Enquanto isso, no Brasil, o nome de Paulo Freire era proibido. "Os livros dele não eram conhecidos no Brasil. Foi banido até dos jornais, ninguém podia falar dele", explica o pesquisador Erasto Fortes, ex-diretor da Faculdade de Educação (FE) da UnB, estudioso da obra do educador pernambucano.

 

"Eu me formei como professor na década de 1970, em plena ditadura, e nunca estudei Paulo Freire nas escolas de pedagogia brasileiras. Era proibido. Esses livros vão chegar só mais tarde no Brasil, impressos no exterior", detalha o pesquisador. "Com o processo de distensão da ditadura e a volta dos governos civis, essa literatura de Paulo Freire acaba ganhando um corpo maior e ele passa realmente a ser estudado, pelo menos, nas instituições sérias de ensino."

 

Assim que teve oportunidade, em 1980, Paulo Freire voltou definitivamente ao Brasil. Tornou-se professor da Universidade Estadual de Campinas (Unicamp) e, depois, da Pontifícia Universidade Católica de São Paulo (PUC-SP). Em 1989 assume um desafio diferente de tudo o que havia feito: ser secretário de Educação da capital paulista, no governo de Luiza Erundina, que na época era do Partido dos Trabalhadores (PT), do qual Paulo Freire foi cofundador.

 

Erasto Fortes é autor de Direitos humanos e educação libertadora, livro que escreveu ao lado de Nita Freire sobre o período na Secretaria de Educação. Para ele, Paulo Freire deixou marcas no ensino em São Paulo, apesar dos ataques que recebia da mídia. "A gestão de Freire, para a época, revolucionou a educação pública, porque ele transportou para as escolas a concepção de educação popular que ele tinha, dando uma valorização extrema às camadas mais pobres."

 

Segundo Erasto, Paulo Freire promoveu concursos para contratação de professores. Os jornais, entre outras acusações, teriam passado a dizer que o secretário estava se aproveitando do concurso para vender livros dele. "Aquilo era uma bobagem. Imagina, ele precisar de um concurso para vender livros naquela época em que era famoso internacionalmente", conta – e ri. Paulo Freire não concluiu sua gestão. Saiu da secretaria em 1991 e foi substituído pelo filósofo e professor Mario Sérgio Cortella, que tinha sido seu assessor.

 

Paulo Freire morreu em maio de 1997, aos 75 anos.
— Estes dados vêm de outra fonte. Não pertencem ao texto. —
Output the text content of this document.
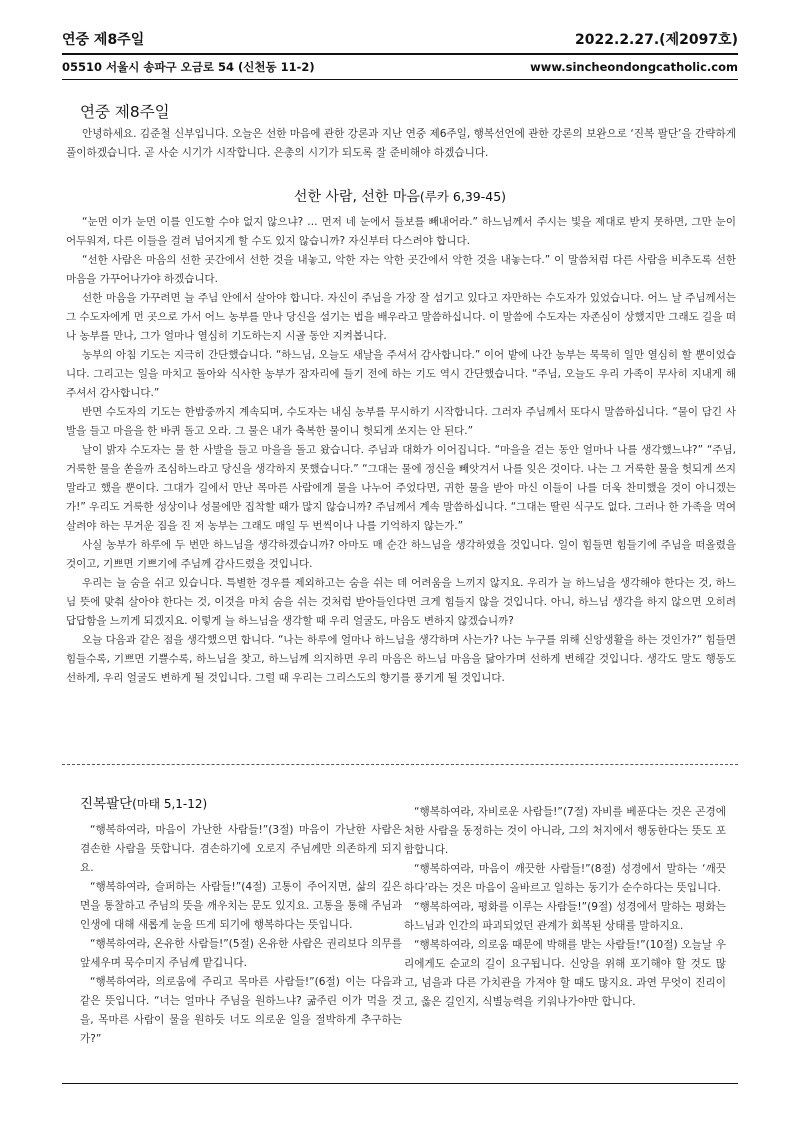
연중 제8주일	2022.2.27.(제2097호)
05510 서울시 송파구 오금로 54 (신천동 11-2)	www.sincheondongcatholic.com
연중 제8주일

안녕하세요. 김준철 신부입니다. 오늘은 선한 마음에 관한 강론과 지난 연중 제6주일, 행복선언에 관한 강론의 보완으로 ‘진복 팔단’을 간략하게 풀이하겠습니다. 곧 사순 시기가 시작합니다. 은총의 시기가 되도록 잘 준비해야 하겠습니다.

선한 사람, 선한 마음(루카 6,39-45)

“눈먼 이가 눈먼 이를 인도할 수야 없지 않으냐? … 먼저 네 눈에서 들보를 빼내어라.” 하느님께서 주시는 빛을 제대로 받지 못하면, 그만 눈이 어두워져, 다른 이들을 걸려 넘어지게 할 수도 있지 않습니까? 자신부터 다스려야 합니다.

“선한 사람은 마음의 선한 곳간에서 선한 것을 내놓고, 악한 자는 악한 곳간에서 악한 것을 내놓는다.” 이 말씀처럼 다른 사람을 비추도록 선한 마음을 가꾸어나가야 하겠습니다.

선한 마음을 가꾸려면 늘 주님 안에서 살아야 합니다. 자신이 주님을 가장 잘 섬기고 있다고 자만하는 수도자가 있었습니다. 어느 날 주님께서는 그 수도자에게 먼 곳으로 가서 어느 농부를 만나 당신을 섬기는 법을 배우라고 말씀하십니다. 이 말씀에 수도자는 자존심이 상했지만 그래도 길을 떠나 농부를 만나, 그가 얼마나 열심히 기도하는지 시골 동안 지켜봅니다.

농부의 아침 기도는 지극히 간단했습니다. “하느님, 오늘도 새날을 주셔서 감사합니다.” 이어 밭에 나간 농부는 묵묵히 일만 열심히 할 뿐이었습니다. 그리고는 일을 마치고 돌아와 식사한 농부가 잠자리에 들기 전에 하는 기도 역시 간단했습니다. “주님, 오늘도 우리 가족이 무사히 지내게 해주셔서 감사합니다.”

반면 수도자의 기도는 한밤중까지 계속되며, 수도자는 내심 농부를 무시하기 시작합니다. 그러자 주님께서 또다시 말씀하십니다. “물이 담긴 사발을 들고 마을을 한 바퀴 돌고 오라. 그 물은 내가 축복한 물이니 헛되게 쏘지는 안 된다.”

날이 밝자 수도자는 물 한 사발을 들고 마을을 돌고 왔습니다. 주님과 대화가 이어집니다. “마을을 걷는 동안 얼마나 나를 생각했느냐?” “주님, 거룩한 물을 쏟을까 조심하느라고 당신을 생각하지 못했습니다.” “그대는 물에 정신을 빼앗겨서 나를 잊은 것이다. 나는 그 거룩한 물을 헛되게 쓰지 말라고 했을 뿐이다. 그대가 길에서 만난 목마른 사람에게 물을 나누어 주었다면, 귀한 물을 받아 마신 이들이 나를 더욱 찬미했을 것이 아니겠는가!” 우리도 거룩한 성상이나 성물에만 집착할 때가 많지 않습니까? 주님께서 계속 말씀하십니다. “그대는 딸린 식구도 없다. 그러나 한 가족을 먹여 살려야 하는 무거운 짐을 진 저 농부는 그래도 매일 두 번씩이나 나를 기억하지 않는가.”

사실 농부가 하루에 두 번만 하느님을 생각하겠습니까? 아마도 매 순간 하느님을 생각하였을 것입니다. 일이 힘들면 힘들기에 주님을 떠올렸을 것이고, 기쁘면 기쁘기에 주님께 감사드렸을 것입니다.

우리는 늘 숨을 쉬고 있습니다. 특별한 경우를 제외하고는 숨을 쉬는 데 어려움을 느끼지 않지요. 우리가 늘 하느님을 생각해야 한다는 것, 하느님 뜻에 맞춰 살아야 한다는 것, 이것을 마치 숨을 쉬는 것처럼 받아들인다면 크게 힘들지 않을 것입니다. 아니, 하느님 생각을 하지 않으면 오히려 답답함을 느끼게 되겠지요. 이렇게 늘 하느님을 생각할 때 우리 얼굴도, 마음도 변하지 않겠습니까?

오늘 다음과 같은 점을 생각했으면 합니다. “나는 하루에 얼마나 하느님을 생각하며 사는가? 나는 누구를 위해 신앙생활을 하는 것인가?” 힘들면 힘들수록, 기쁘면 기쁠수록, 하느님을 찾고, 하느님께 의지하면 우리 마음은 하느님 마음을 닮아가며 선하게 변해갈 것입니다. 생각도 말도 행동도 선하게, 우리 얼굴도 변하게 될 것입니다. 그럴 때 우리는 그리스도의 향기를 풍기게 될 것입니다.

진복팔단(마태 5,1-12)

“행복하여라, 마음이 가난한 사람들!”(3절) 마음이 가난한 사람은 겸손한 사람을 뜻합니다. 겸손하기에 오로지 주님께만 의존하게 되지요.

“행복하여라, 슬퍼하는 사람들!”(4절) 고통이 주어지면, 삶의 깊은 면을 통찰하고 주님의 뜻을 깨우치는 문도 있지요. 고통을 통해 주님과 인생에 대해 새롭게 눈을 뜨게 되기에 행복하다는 뜻입니다.

“행복하여라, 온유한 사람들!”(5절) 온유한 사람은 권리보다 의무를 앞세우며 묵수미지 주님께 맡깁니다.

“행복하여라, 의로움에 주리고 목마른 사람들!”(6절) 이는 다음과 같은 뜻입니다. “너는 얼마나 주님을 원하느냐? 굶주린 이가 먹을 것을, 목마른 사람이 물을 원하듯 너도 의로운 일을 절박하게 추구하는가?”

“행복하여라, 자비로운 사람들!”(7절) 자비를 베푼다는 것은 곤경에 처한 사람을 동정하는 것이 아니라, 그의 처지에서 행동한다는 뜻도 포함합니다.

“행복하여라, 마음이 깨끗한 사람들!”(8절) 성경에서 말하는 ‘깨끗하다’라는 것은 마음이 올바르고 일하는 동기가 순수하다는 뜻입니다.

“행복하여라, 평화를 이루는 사람들!”(9절) 성경에서 말하는 평화는 하느님과 인간의 파괴되었던 관계가 회복된 상태를 말하지요.

“행복하여라, 의로움 때문에 박해를 받는 사람들!”(10절) 오늘날 우리에게도 순교의 길이 요구됩니다. 신앙을 위해 포기해야 할 것도 많고, 넘을과 다른 가치관을 가져야 할 때도 많지요. 과연 무엇이 진리이고, 옳은 길인지, 식별능력을 키워나가야만 합니다.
Em 2012, a presidenta Dilma Rousseff o homenageou com o título de Patrono da Educação Brasileira. O educador foi agraciado em vida com 34 títulos de Doutor Honoris Causa por diversas universidades no Brasil e no exterior, mais cinco in memoriam, entregues postumamente a Nita, e outros nove que não puderam ser recebidos pessoalmente. A lista de honrarias não para de crescer. "Quem o entende, o admira e o ama profundamente", sintetiza Nita.

 

A viúva lamenta que, desde a morte do ex-marido, sempre desejou tê-lo visto chegar aos 100 anos e poder celebrar seu centenário junto a ele. Mas, diante dos esforços nos últimos anos de alguns grupos para tentar manchar o legado de Paulo Freire no Brasil, ela se sente de certa forma aliviada por ele não ter passado por essas agressões. "Vejo que seria muito sofrimento para uma pessoa extremamente sensível e amorosa."